In the 12-week multicenter trial known as OPT Compare, which was conducted in 23 countries outside of North America, he and his associates assessed the noninferiority/superiority of two doses of oral tofacitinib vs. high-dose etanercept or placebo. To be eligible for the trial, patients had to be at least 18 years of age; have moderate to severe chronic plaque psoriasis; be candidates for systemic therapy or phototherapy; have a Psoriasis Area and Severity Index (PASI) of 12 or greater; have a Physician’s Global Assessment (PGA) of moderate or severe; have psoriasis involvement of 10% or greater body surface area; and had failed to respond, tolerate, or have a contraindication to at least one systemic therapy. Patients previously treated with etanercept or who previously experienced failure to treatment with a tumor necrosis factor therapy were excluded from the trial.

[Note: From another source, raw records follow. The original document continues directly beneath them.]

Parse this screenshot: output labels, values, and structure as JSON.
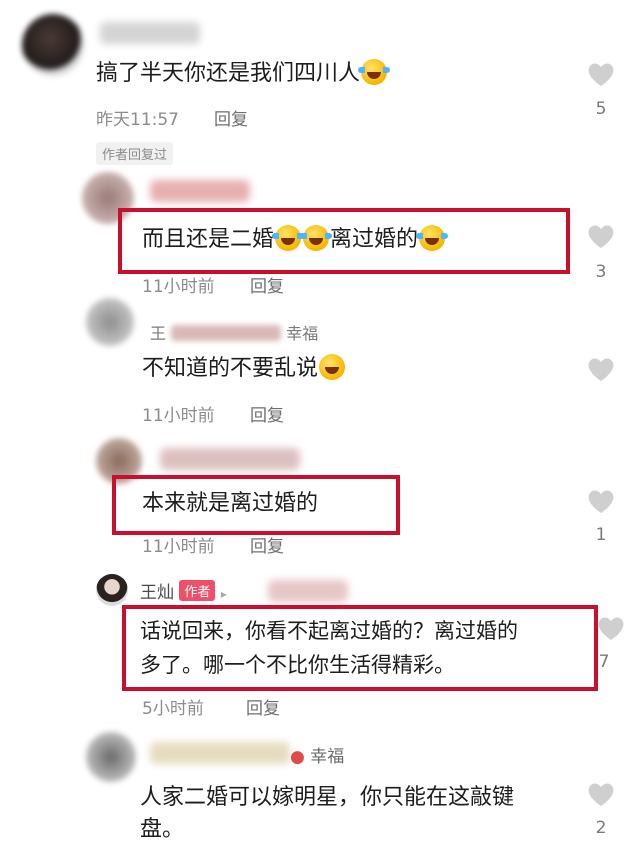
{
  "comments": [
    {
      "text": "搞了半天你还是我们四川人",
      "time": "昨天11:57",
      "reply": "回复",
      "likes": "5",
      "tag": "作者回复过"
    },
    {
      "text": "而且还是二婚",
      "text_tail": "离过婚的",
      "time": "11小时前",
      "reply": "回复",
      "likes": "3"
    },
    {
      "name_suffix": "幸福",
      "name_prefix": "王",
      "text": "不知道的不要乱说",
      "time": "11小时前",
      "reply": "回复",
      "likes": ""
    },
    {
      "text": "本来就是离过婚的",
      "time": "11小时前",
      "reply": "回复",
      "likes": "1"
    },
    {
      "name": "王灿",
      "author_label": "作者",
      "line1": "话说回来，你看不起离过婚的？离过婚的",
      "line2": "多了。哪一个不比你生活得精彩。",
      "time": "5小时前",
      "reply": "回复",
      "likes": "7"
    },
    {
      "name_suffix": "幸福",
      "line1": "人家二婚可以嫁明星，你只能在这敲键",
      "line2": "盘。",
      "likes": "2"
    }
  ],
  "icons": {
    "like": "heart-outline-icon",
    "laugh": "laugh-cry-emoji",
    "grin": "grin-emoji"
  },
  "colors": {
    "highlight_box": "#c8102e",
    "author_tag": "#f04f6a"
  }
}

Patients were randomized 3:3:3:1 in the following fashion over a 12-week period: 329 received tofacitinib b.i.d.; 330 received tofacitinib 10 mg b.i.d.; 335 received etanercept 50 mg subcutaneously twice weekly; and 107 received placebo. The coprimary efficacy endpoints were the proportion of patients achieving at least a 75% reduction in PASI score at week 12 from baseline and a PGA score of "clear" or "almost clear" at week 12. The researchers used a fixed sequence procedure to assess noninferiority/superiority sequentially in order to control overall type 1 error. The mean age of patients was 44 years and about 82% of patients had moderate disease.

Dr. Valenzuela reported that at 12 weeks, 39.5%, 63.6%, 58.8%, and 5.6% of patients achieved PASI 75 responses and 47.1%, 68.2%, 66.3%, and 15.0% achieved PGA responses with tofacitinib 5 mg twice daily, tofacitinib 10 mg twice daily, etanercept 50 mg twice weekly, and placebo, respectively. Tofacitinib 10 mg twice a day was noninferior to etanercept and superior to placebo (P less than .0001), but tofacitinib 5 mg twice a day did not meet the noninferiority criterion vs. etanercept.

Over 12 weeks, the safety and tolerability of either dose of tofacitinib was similar to that of etanercept. "The most frequent adverse events were infections, most commonly nasopharyngitis and upper respiratory tract infection," Dr. Valenzuela said. "Hypercholesterolemia and dyslipidemia were more common in tofacitinib recipients, as was an increase in creatine phosphokinase*." Injection site reactions were most frequent among etanercept recipients.

The study was sponsored by Pfizer. Dr. Valenzuela disclosed that he has been a principal investigator, member of a scientific advisory board, or speaker for Pfizer, Janssen, Eli Lilly, Merck, and Novartis.

dbrunk@frontlinemedcom.com

*Correction, 3/27/2014: An earlier version of this article misstated the term creatine phosphokinase.